Um grupo de ativistas políticos que se identificam como “evangélicos de esquerda” procurou senadores para pedir o voto contrário à aprovação do nome do pastor André Mendonça como novo ministro do Supremo Tribunal Federal.
A principal queixa do grupo é, na verdade, uma demonstração de preconceito e intolerância contra o próprio segmento evangélico e suas diferentes ramificações, como pentecostais, neopentecostais e tradicionais.
A carta enviada aos senadores é assinada pela Frente de Evangélicos Pelo Estado de Direito, ABB (Aliança de Batistas do Brasil), Conic (Conselho Nacional de Igrejas Cristãs), Coalizão de Evangélicos Pelo Clima, (Movimento Negro Evangélico), Evangélicxs pela Diversidade e Cristãos contra o Fascismo.
O grupo acusa o fato de André Mendonça ter sido indicado por ser “terrivelmente evangélico” seria uma ameaça a princípios constitucionais, desconsiderando a laicidade do Estado que, justamente, garante a qualquer cidadão o livre exercício religioso, incluindo a liberdade de não praticar nenhuma religião.
De acordo com informações da jornalista Mônica Bergamo na Folha, os ativistas de esquerda dizem que a indicação de André Mendonça ocorreu “em circunstância absolutamente estranha aos requisitos da carta constitucional, vinculada a uma particularidade do presidente da República”.

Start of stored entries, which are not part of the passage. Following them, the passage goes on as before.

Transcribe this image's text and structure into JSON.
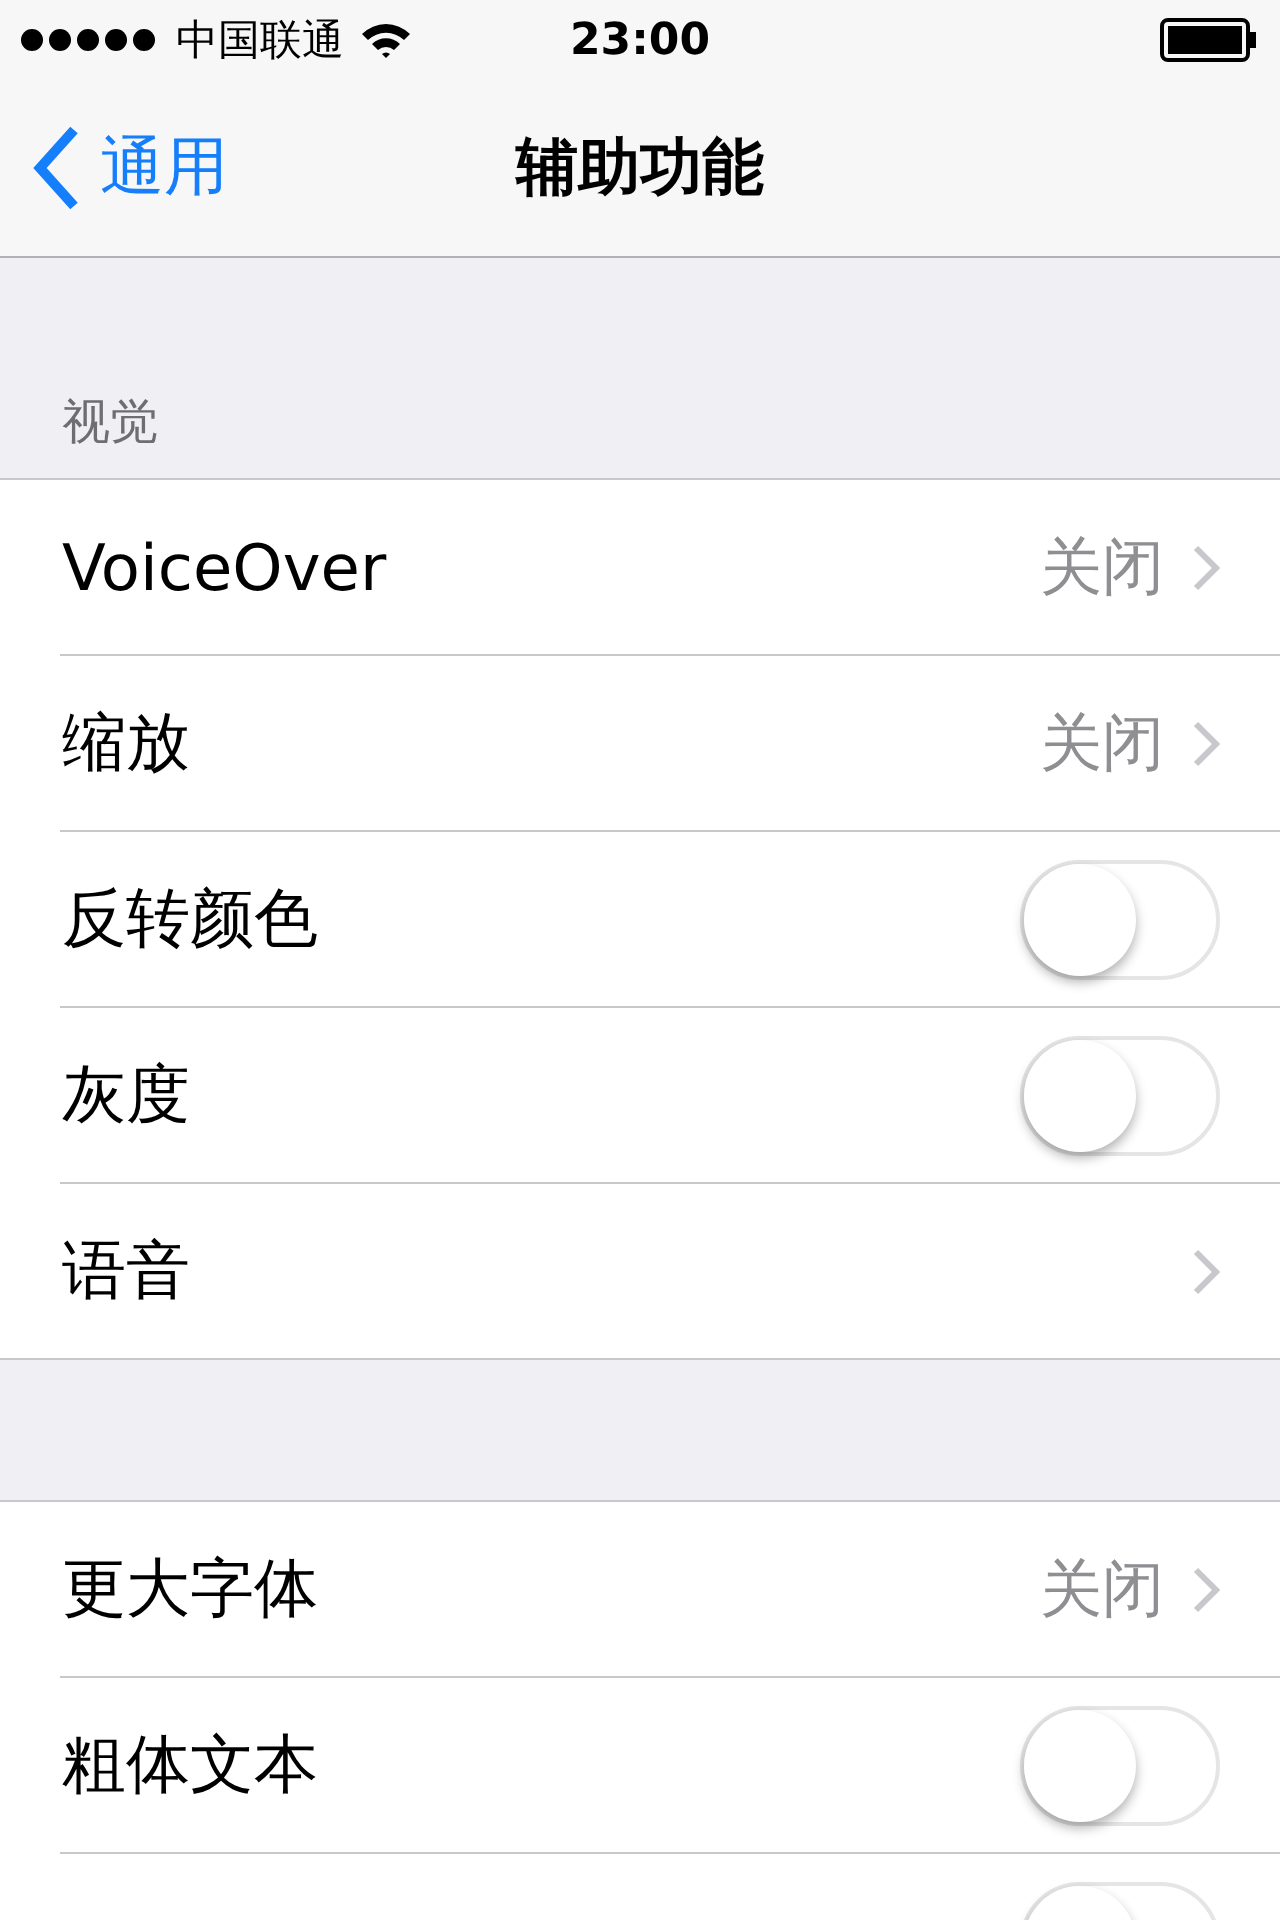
{
  "status_bar": {
    "carrier": "中国联通",
    "time": "23:00"
  },
  "nav": {
    "back": "通用",
    "title": "辅助功能"
  },
  "groups": [
    {
      "header": "视觉",
      "rows": [
        {
          "kind": "detail",
          "label": "VoiceOver",
          "value": "关闭"
        },
        {
          "kind": "detail",
          "label": "缩放",
          "value": "关闭"
        },
        {
          "kind": "toggle",
          "label": "反转颜色",
          "on": false
        },
        {
          "kind": "toggle",
          "label": "灰度",
          "on": false
        },
        {
          "kind": "link",
          "label": "语音"
        }
      ]
    },
    {
      "rows": [
        {
          "kind": "detail",
          "label": "更大字体",
          "value": "关闭"
        },
        {
          "kind": "toggle",
          "label": "粗体文本",
          "on": false
        },
        {
          "kind": "toggle",
          "on": false
        }
      ]
    }
  ]
}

“Desde o início do processo, o chefe do Executivo estabeleceu abertamente como requisito essencial ser ‘terrivelmente evangélico’. Fato que fica comprovado pela forma como lideranças evangélicas que representam as elites político-econômicas do segmento hegemônico do evangelicalismo vêm deixando claro através de lobby direto e indireto junto ao presidente da República e aos senadores e senadoras da República”, diz a manifestação dos “evangélicos de esquerda”.
A nomeação de um jurista para o STF é, segundo a Constituição Federal, uma prerrogativa do presidente da República. A livre escolha do presidente deve atender aos seguintes requisitos: ter idade acima de 35 anos e inferior a 65 anos, possuir notável saber jurídico e reputação ilibada.
A partir desses critérios, o chefe de governo tem liberdade para escolher com critérios subjetivos, que envolvem, inclusive, afinidade de pensamento político.
Em mandatos anteriores, Michel Temer (MDB) indicou Alexandre de Moraes, que era seu ministro da Justiça; Dilma Rousseff (PT) indicou Luiz Edson Fachin, acadêmico entusiasta do Movimento Sem-Terra e cabo eleitoral da ex-presidente em 2014; Lula (PT) indicou o antigo advogado do Partido dos Trabalhadores, José Antônio Dias Toffoli.
O grupo de “evangélicos de esquerda” ignora esses fatores e se coloca contra a liberdade religiosa ao reprovar as citações bíblicas feitas por André Mendonça “para defender a liberação de cultos religiosos, à revelia de sua própria tradição teológica que valoriza uma relação individual e subjetiva com Deus em detrimento da mediação ‘templos feitos por mãos humanas’, conforme confissão primeiro dos pais da igreja e mais tarde dos reformadores”.
O pastor, segundo os ativistas, “apresenta uma clara e inequívoca plataforma cujo tipo de engajamento religioso coloca em risco inúmeras conquistas da cidadania brasileira”.
Essa acusação velada de uma eventual ação inconstitucional futura se evidencia no trecho seguinte: “Não há dúvida de que as possíveis decisões institucionais do postulante, enviesadas por acordos confessionais, teológicos e morais escusos à razão democrática poderão suscitar um retrocesso importante aos direitos civis e aos valores laicos garantidos na Constituição”.
O principal argumento do presidente Jair Bolsonaro para escolher um jurista evangélico é que esse segmento da população ainda não possui representantes na Corte, que é formada por dois judeus e sete católicos. A ministra Rosa Weber não fala publicamente sobre sua crença.
A carta dos “evangélicos de esquerda”, sem ter como fazer objeção a essa constatação, recorre a um desvio de propósito, explicitando sua ótica de sociedade dividida por classes: “Mendonça representa tão somente uma pequena parcela do campo evangélico no Brasil. Uma parcela que não é representativa do ponto de vista da diversidade e pluralidade dos evangélicos e evangélicas de todo o Brasil que é em sua maioria, segundo dados do IBGE, negra, feminina e pobre – características bem distintas do candidato”.